Armech Africa Limited would lead in the construction of the Accra Integrated Waste Management System to receive all the waste generated daily in Accra and, after extracting valuable recyclable goods, convert the remaining waste to electricity for the national grid.
The contract also mandates Armech Africa to build six modern transfer stations around Accra to receive waste from independent upstream collectors and the main process plant, near Tema. `
The waste would then be transferred to the Tunnel Bio-Reactor using a containerisation transport model based on the logistics designed and built by Armech for Veolia in Sydney, Australia.

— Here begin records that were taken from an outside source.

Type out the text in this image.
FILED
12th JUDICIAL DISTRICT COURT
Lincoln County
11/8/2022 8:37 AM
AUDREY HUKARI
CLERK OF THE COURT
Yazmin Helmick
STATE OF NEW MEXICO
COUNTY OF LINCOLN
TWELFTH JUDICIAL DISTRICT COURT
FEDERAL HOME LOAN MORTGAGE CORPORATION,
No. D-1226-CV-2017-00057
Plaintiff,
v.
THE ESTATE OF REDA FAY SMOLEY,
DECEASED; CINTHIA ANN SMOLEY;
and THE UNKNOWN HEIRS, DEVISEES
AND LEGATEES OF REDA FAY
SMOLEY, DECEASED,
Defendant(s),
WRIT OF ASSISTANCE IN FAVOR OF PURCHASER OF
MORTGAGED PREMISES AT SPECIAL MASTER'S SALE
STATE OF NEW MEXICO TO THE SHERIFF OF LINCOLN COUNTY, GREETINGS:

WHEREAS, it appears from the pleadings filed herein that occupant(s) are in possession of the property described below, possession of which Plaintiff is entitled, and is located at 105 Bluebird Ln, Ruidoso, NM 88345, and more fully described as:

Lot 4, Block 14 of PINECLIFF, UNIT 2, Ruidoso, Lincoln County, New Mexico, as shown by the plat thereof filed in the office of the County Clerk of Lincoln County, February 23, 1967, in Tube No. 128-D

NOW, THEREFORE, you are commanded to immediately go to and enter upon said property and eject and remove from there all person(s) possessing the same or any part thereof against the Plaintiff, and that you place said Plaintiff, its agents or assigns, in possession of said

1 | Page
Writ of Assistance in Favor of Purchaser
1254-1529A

The contract was signed by Mr C. K. Bonbieu, the Chief Director Ministry of Local Government and Rural Development, on behalf of the sector Minister; Mr Collins Dauda; and Mr Rex Michau, the Chief Executive Officer of Armech Africa, and was witnessed by Mr Andrew Quainoo, the Director, Armech Africa.
The other signatories are: Mr Alfred Okoe Vanderpuije, Accra Metropolitan Assembly; Mr Isaac Ashai Odamtten, Tema Metropolitan Assembly; Mr John Kwao Sackey, Ga East Municipal Assembly; Mr Jerry Akwei Thompson, Ga South Municipal Assembly; Ms Rita Odoley Sowah, La Dade Kotopon Municipal Assembly; and Mr Adams Nuhu, Awutu Senya East Municipal Assembly.
Armech Africa is a Joint Venture between a Ghanaian Company; Doxa Worldwide and the Armech Group from New Zealand, in association with Clarke Energy (GE) from the United Kingdom.
The project would also process up to a massive 3000 MT of Accra’s waste into a credible 57 MW of electricity.
This comprises the handling of four million people’s household waste.
Mr Dauda said the project served as major breakthrough for Accra’s waste management problem, stressing that it would be expanded to other cities to solve much of Ghana’s waste problem that was created by population growth and the lack of downstream waste management.
Speaking to the Ghana News Agency after the ceremony, Mr Quainoo explained that Armech Africa had exclusive rights in Africa to the patented Tunnel Bio-Reactor, an innovative but simple adaption to the existing technology, which converted organic waste into electricity through Anaerobic Digestion.
He said: “The Tunnel Bio-Reactor is a modularised above-ground landfill which transforms outdated waste management by doing away with landfills and creating the cleanest bio-energy from waste.
“The Tunnel Bio-Reactor is classified as ideal for Ghana and Africa; it is rapid-build, mobile, easily-scaled, simple to maintain and operate, and long outlasts landfills”.
He said one recycling plant and tunnel bio-reactor could replace 10 landfills over a 50-year period.
The Tunnel Bio-reactor would be built, shipped and installed by Armech’s long-term business partner, Singamas – the world’s second largest container manufacturer.
He said it comprised rows of ship-container shells joined together and stacked on top of each other. The tunnels have sealable doors on each end and rails on the floors onto which bins are filled with macerated organic waste and then rolled, as rolling-stock, into the tunnels.
The tunnels are then sealed, and 100 per cent of the gas is extracted over a 45-day process through a simple methane gas draw-off pipeline with valves.
Mr Quainoo commended the Chief of Staff, Mr Julius Debrah, and Mr Okoe Vanderpuije, as well as Officials of the Ministry of Local Government for their commitment to the project.